Anti-Gun Violence Protesters Flood Streets Of Atlanta
Tens of thousands of protesters flooded the streets of Atlanta on Saturday as they pushed for stronger gun-control measures in response to last month’s school shooting in Parkland, Florida, and other mass shootings.
Led by students including survivors of the Parkland shooting, they carried signs that read “Protect Kids, Not Guns” and “Vote Them Out.” It was one of many anti-gun rallies being held across the U.S.
Carly Novell, a senior at Marjory Stoneman Douglas High School in Parkland and a survivor of last month’s shooting, spoke to the crowd, saying she used to worry about things like math tests and boys. “Now I worry if my friends are mentally stable enough to live their daily lives. I worry about how many children will die at the hands of a gun. And I worry about the future of our country,” Novell said.
Prominent civil rights leader U.S. Rep. John Lewis, who joined the march to the Georgia Capitol, said in an interview with The Associated Press that he was impressed by the students leading the protests.
“I think it’s amazing. It reminds me of the early days of the civil rights movement,” Lewis said. “They will be the leaders of the 21st century.”

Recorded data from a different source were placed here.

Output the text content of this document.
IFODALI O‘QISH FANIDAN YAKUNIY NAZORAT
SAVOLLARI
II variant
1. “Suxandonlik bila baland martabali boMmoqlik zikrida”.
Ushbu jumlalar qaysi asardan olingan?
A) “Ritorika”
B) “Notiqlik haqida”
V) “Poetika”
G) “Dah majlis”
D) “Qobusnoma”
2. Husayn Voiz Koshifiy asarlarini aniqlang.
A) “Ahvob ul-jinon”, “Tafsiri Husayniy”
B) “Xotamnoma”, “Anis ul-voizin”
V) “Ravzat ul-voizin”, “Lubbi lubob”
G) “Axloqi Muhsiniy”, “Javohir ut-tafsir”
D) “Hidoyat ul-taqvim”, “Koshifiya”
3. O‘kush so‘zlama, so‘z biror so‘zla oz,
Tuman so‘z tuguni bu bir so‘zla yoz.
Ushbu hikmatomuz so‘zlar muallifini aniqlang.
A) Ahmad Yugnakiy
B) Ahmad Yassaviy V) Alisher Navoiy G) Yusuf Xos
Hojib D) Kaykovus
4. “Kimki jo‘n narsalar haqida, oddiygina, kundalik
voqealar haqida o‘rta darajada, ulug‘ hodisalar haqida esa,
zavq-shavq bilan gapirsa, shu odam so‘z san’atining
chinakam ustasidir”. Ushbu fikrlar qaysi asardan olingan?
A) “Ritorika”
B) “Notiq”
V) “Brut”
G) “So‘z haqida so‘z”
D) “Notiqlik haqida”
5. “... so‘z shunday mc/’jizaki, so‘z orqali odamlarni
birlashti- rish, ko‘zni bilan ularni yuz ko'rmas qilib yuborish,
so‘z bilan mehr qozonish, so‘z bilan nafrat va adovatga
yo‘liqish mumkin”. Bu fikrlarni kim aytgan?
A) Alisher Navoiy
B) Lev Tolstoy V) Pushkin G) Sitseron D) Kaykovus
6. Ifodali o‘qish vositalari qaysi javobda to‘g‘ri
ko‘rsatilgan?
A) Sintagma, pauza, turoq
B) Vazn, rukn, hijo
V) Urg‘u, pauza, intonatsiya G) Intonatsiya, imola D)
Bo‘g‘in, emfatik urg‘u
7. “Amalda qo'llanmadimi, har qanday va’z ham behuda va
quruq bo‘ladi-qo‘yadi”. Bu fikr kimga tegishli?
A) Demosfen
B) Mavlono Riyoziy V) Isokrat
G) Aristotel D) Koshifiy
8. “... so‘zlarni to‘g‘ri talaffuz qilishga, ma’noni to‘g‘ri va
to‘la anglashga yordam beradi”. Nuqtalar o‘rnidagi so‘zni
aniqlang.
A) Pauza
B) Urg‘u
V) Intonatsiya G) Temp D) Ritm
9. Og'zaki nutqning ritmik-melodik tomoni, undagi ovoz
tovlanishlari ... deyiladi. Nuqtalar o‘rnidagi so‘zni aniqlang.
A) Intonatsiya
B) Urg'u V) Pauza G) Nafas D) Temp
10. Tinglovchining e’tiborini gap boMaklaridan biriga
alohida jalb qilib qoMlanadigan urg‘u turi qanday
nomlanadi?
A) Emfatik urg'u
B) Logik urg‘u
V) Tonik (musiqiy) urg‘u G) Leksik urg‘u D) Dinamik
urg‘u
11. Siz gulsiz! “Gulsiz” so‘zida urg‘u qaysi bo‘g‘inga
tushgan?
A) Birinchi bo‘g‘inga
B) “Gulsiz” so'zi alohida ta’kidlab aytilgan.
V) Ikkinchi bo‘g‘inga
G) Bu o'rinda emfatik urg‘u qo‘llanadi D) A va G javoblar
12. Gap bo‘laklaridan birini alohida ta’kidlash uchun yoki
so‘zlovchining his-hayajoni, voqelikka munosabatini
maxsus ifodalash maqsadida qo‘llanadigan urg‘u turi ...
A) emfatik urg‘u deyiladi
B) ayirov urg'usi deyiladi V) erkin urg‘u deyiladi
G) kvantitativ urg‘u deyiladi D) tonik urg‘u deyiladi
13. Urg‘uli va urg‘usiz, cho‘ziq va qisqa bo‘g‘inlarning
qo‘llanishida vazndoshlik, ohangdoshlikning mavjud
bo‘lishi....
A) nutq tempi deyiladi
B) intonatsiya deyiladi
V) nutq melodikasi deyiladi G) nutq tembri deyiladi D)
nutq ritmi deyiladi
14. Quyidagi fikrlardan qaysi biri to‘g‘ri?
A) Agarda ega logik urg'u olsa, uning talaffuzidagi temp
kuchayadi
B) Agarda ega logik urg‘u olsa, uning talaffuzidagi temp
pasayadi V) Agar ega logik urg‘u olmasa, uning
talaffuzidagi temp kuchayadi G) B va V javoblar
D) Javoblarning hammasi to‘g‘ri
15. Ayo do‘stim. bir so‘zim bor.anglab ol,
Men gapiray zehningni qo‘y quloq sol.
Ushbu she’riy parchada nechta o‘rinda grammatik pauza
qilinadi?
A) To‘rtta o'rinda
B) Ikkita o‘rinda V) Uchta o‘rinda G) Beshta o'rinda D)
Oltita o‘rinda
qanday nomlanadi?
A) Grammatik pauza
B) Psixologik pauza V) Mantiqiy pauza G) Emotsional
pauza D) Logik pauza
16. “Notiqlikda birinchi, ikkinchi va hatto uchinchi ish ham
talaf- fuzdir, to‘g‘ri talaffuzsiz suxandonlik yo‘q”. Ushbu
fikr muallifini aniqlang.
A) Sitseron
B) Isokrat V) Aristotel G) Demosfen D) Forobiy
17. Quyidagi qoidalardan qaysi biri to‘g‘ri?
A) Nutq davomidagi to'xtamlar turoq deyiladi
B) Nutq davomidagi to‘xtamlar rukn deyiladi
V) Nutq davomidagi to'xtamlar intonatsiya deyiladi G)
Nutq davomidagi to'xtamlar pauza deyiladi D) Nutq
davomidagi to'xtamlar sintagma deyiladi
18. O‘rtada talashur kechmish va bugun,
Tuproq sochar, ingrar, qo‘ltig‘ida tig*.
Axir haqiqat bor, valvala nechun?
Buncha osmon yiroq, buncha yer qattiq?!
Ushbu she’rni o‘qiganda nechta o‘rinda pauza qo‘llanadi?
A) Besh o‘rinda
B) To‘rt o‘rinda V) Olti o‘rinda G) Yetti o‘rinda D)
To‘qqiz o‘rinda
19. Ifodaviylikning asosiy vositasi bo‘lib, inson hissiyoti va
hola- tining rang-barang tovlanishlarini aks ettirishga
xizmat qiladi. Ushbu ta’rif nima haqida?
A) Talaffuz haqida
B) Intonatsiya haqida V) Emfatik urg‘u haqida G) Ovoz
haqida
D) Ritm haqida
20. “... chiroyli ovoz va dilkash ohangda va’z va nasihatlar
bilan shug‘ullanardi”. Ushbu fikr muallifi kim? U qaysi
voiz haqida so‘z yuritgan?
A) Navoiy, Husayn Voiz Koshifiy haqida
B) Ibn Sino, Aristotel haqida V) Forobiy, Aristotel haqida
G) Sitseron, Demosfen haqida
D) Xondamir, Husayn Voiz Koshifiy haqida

Lewis wore a pin with a large red letter “F” on it, proudly displaying the letter grade he said he has received from the NRA.
Jake Busch, a senior at Chamblee Charter High School, said young people are standing up to demand action from those in power.
“Adults have failed us,” Busch said. “The mistakes of past generations must be fixed by this generation, our generation.”
Jack Thorne, a 10-year-old student at Coastal Empire Charter School in Savannah, traveled to the Atlanta march with his mom. Holding a sign that read “Guns Don’t Kill People. Ummm… Yes They Do,” Jack described how he and his classmates recently underwent active shooter drills in school.
“We practiced what to do when the shooter comes, where to hide, and what to do if anything bad does happen, like if we get separated from the class.”
Atlanta Mayor Keisha Lance Bottoms and several Democratic members of the state Legislature also joined the “March for Our Lives” protest.